İslamcı tarih okumasına bir hatıra ile geri döneyim. Benim gençliğimde, Lozan görüşmelerinde yer alan ama Mustafa Kemal ile ters düştüğü için İslamcı çevrenin muteber ismi haline gelen Rıza Nur’un Hatıralar’ı yasaklı olduğu için yurtdışında basılmış üç cilt el altından satılırdı. Kuşkusuz, bu hatıralar da tarihî bir kaynaktır ama ben ilk okuduğumda İslamcıların bu şahsa gösterdikleri itibarı anlamakta zorlanmıştım. Sonra Mustafa Kemal ile ters düşen herkesin ve her kaynağın aynı sepete konup memnuniyetle kola takıldığını gördüm. Şimdilerde iktidar mensuplarının ve destekçilerinin bir taraf olduğu tarih savaşları, bahsettiğim İslamcı tarih okumasının bile kulaktan dolma kırıntıları üzerinden yapılıyor. Diğer taraftan, Kemalist veya yeni Atatürkçülerin de kaçının Nutuk’u ve dönemin metinlerini okuduklarından emin değilim. Sonuçta, halihazırda doğru düzgün bir resmî tarih sorgulaması yapmak imkânsız hale geldi.
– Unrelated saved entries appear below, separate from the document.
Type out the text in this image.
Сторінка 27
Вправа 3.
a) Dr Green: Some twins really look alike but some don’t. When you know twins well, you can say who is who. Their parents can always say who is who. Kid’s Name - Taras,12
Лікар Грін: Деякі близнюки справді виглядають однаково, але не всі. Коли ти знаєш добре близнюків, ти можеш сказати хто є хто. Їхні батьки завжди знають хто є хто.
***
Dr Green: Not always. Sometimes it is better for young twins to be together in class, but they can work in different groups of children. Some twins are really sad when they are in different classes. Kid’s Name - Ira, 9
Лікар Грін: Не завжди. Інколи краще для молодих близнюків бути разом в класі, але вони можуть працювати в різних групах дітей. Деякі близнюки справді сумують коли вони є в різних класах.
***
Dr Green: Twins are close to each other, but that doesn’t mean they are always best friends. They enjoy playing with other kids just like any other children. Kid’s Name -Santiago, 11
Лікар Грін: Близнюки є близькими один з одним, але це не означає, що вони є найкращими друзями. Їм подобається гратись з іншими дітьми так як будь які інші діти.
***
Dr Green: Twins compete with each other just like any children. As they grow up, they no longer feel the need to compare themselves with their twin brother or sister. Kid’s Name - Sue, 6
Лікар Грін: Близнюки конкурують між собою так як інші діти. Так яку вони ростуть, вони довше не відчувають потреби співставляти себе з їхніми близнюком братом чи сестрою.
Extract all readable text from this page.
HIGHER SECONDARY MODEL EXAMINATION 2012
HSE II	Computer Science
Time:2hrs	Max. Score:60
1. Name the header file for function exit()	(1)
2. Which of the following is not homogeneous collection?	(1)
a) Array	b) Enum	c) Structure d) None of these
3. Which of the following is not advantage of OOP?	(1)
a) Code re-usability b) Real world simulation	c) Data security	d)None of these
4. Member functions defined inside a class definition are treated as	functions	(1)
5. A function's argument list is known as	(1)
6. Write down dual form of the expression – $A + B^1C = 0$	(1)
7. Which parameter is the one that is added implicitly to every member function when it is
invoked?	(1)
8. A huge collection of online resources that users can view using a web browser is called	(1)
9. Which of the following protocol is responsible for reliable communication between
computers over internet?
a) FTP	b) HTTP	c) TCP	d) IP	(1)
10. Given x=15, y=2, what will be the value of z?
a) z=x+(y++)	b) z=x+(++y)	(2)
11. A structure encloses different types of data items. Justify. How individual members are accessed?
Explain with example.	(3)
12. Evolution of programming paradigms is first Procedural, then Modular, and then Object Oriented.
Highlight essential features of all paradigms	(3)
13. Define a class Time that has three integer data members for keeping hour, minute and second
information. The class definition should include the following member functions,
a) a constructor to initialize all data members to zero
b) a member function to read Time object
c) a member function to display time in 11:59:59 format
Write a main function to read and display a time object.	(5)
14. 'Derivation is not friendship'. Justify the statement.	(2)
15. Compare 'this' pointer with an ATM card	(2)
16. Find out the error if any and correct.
Siyasi çatışmaların bu denli derinleştiği bir ortamda derinlikli ve incelikli bir tarih okumasının mümkün olmadığını biliyorum. Dahası, İslamcı otoriter bir yönetim altında Cumhuriyet rejiminin laiklik ve kadın hakları başta olmak üzere kazanımlarını yitirmek endişesinin öne çıkmasını yadırgamamak gerekir diye düşünüyorum. Merak ettiğim, mevcut rejimin “yeni II. Abdülhamid Erdoğan” merkezli yeni resmî tarih yazımcılığını ne zaman ve ne şekilde açıkça ders kitabı haline getireceği.

 

 

GİRİŞ RESMİ:


Johan Braakensiek, De val van Abdoel Hamid II (II. Abdülhamid'in Düşüşü), litograf, De Amsterdammer, 25 Nisan 1909. Karikatür devrik sultanı bir zindanda, ayağı prangalı bir şekilde tasvir etmektedir. Osmanlı imparatorluğunun kontrolünü ele almış olan Avrupalı güçleri sembolize eden sultanın ziyaretçileri arasında,  kral VII. Edward (Büyük Britanya), kayser Franz Joseph (Avusturya-Macaristan imparatorluğu), kayser II. Wilhelm (Almanya) bulunur. Karikatürün Abdülhamid'in tahttan indirilişinden hemen önce çizilmiş ve yayımlanmış olması ilginçtir. Sağda, karikatürün ilham kaynağı olan resimden bir ayrıntı. (Macar ressam Mihály Munkácsy'nin, o zamanlar çok ünlü olan Mahkûmun Son Günü adlı tablosu, 1880.)